When Captain Chesley “Sully” Sullenberger safely flew the disabled plane he was piloting onto the Hudson River, his heroism didn’t stop there. After saving all 150 passengers on board, he went on to auction his pilot’s hat on eBay. The winner would receive not only the hat, but also a personal letter from Sully and his wife. He could have easily pocketed the money, but instead, he gave the $5,800 to two California schools. Speaking of the gift, his wife Lorrie said, “Sully and I were excited by the opportunity to help these two public schools. We hope that the winner will enjoy owning Sully’s pilot’s hat, but also that they will be happy that have helped fund two deserving educational institutions.”

A South Carolina assisted-living home has a new program aimed at making dreams come true for its residents. When Betty Usher was told that she could have her dream come true through White Oak Manor’s Dreams Do Come True program, she knew exactly what she’d dreamed of—a hot air balloon ride. And Ray Smith, owner of Airplay Balloons helped her wish come true. Residents and staff members came to a nearby field on that beautiful sunny day and cheered as the balloon took off with Betty inside. Nurse Terri Bennett has seen several other resident’s dreams come true. “They should have an opportunity to see their dreams come true. It’s all about them.”
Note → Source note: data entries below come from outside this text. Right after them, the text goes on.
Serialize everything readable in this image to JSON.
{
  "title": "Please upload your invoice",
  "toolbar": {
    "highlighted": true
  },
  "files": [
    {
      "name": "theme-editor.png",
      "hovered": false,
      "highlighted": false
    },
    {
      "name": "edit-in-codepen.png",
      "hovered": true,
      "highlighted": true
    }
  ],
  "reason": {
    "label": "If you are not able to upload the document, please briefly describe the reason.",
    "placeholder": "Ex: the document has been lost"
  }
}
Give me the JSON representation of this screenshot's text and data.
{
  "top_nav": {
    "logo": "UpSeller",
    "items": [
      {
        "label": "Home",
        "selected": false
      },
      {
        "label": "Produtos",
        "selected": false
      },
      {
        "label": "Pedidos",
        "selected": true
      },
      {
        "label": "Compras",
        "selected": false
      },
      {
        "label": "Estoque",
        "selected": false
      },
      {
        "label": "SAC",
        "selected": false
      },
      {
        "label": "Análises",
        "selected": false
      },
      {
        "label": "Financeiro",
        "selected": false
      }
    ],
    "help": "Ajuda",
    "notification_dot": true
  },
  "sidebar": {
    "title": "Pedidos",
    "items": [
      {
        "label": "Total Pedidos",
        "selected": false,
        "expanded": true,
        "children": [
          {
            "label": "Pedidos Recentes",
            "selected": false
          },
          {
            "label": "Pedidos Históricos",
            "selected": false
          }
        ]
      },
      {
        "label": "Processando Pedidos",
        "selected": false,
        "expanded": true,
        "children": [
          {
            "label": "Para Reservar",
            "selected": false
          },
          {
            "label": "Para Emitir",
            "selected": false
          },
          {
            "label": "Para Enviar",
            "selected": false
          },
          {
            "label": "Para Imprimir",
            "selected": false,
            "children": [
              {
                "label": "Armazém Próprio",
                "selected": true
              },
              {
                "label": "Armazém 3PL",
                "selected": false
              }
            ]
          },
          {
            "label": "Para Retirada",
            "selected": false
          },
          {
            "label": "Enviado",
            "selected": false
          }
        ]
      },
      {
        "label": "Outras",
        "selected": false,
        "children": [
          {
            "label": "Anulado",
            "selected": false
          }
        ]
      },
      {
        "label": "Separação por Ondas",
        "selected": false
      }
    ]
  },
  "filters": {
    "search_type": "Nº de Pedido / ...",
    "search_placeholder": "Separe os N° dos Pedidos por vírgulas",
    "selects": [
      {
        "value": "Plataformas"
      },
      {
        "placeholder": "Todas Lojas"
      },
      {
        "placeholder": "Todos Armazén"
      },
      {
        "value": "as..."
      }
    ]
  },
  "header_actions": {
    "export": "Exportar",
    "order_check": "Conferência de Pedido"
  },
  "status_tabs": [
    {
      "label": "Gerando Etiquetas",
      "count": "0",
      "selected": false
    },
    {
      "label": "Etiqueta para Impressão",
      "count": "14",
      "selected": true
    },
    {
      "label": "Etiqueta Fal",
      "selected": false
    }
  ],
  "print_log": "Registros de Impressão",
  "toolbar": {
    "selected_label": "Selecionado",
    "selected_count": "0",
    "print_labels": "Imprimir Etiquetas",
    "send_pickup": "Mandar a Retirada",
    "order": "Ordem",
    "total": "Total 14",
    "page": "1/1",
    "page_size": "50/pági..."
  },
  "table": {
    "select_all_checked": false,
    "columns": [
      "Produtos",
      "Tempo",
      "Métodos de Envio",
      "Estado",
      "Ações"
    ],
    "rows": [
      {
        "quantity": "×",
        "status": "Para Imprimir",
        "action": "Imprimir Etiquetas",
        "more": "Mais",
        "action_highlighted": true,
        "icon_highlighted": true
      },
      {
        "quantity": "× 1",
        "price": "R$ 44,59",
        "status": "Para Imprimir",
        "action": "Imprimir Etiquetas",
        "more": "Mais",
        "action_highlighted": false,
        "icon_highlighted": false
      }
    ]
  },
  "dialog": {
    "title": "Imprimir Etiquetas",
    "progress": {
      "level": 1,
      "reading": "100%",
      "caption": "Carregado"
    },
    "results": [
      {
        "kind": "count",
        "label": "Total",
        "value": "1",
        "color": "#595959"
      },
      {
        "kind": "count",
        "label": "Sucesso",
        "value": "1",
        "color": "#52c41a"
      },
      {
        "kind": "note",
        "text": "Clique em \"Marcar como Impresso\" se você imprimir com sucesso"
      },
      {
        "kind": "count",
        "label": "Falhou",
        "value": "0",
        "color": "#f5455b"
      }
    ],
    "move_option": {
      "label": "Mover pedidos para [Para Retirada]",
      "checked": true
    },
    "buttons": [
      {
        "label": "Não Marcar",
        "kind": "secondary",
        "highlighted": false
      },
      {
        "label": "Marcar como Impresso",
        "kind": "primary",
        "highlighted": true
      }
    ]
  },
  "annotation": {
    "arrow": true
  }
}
Why do we like to hear and read these types of heartwarming news stories? Because we know what it feels like to both give and receive kindness.

This week’s memory text tells us why it’s so important that we as Christians show kindness. It says that we are the elect of God, holy and beloved. In other words, we have been chosen—chosen to demonstrate Jesus’ kindness in this world.

It’s fairly easy to do a “feel good” kindness for someone. But in the Sermon on the Mount, Jesus calls us to an even higher form of kindness. He asks us to love our enemies and to pray for those who persecute us. That’s not always easy, and that doesn’t always feel good. But as He so rightly said, “If you love those who love you, what reward will you get? Are not even the tax collectors doing that? And if you greet your brothers, what are you doing more than others? Do not even pagans do that?”

We Christians are called to something greater. We are called to live out our own news stories of kindness every day. Even among those hard to love. Especially among those hard to love.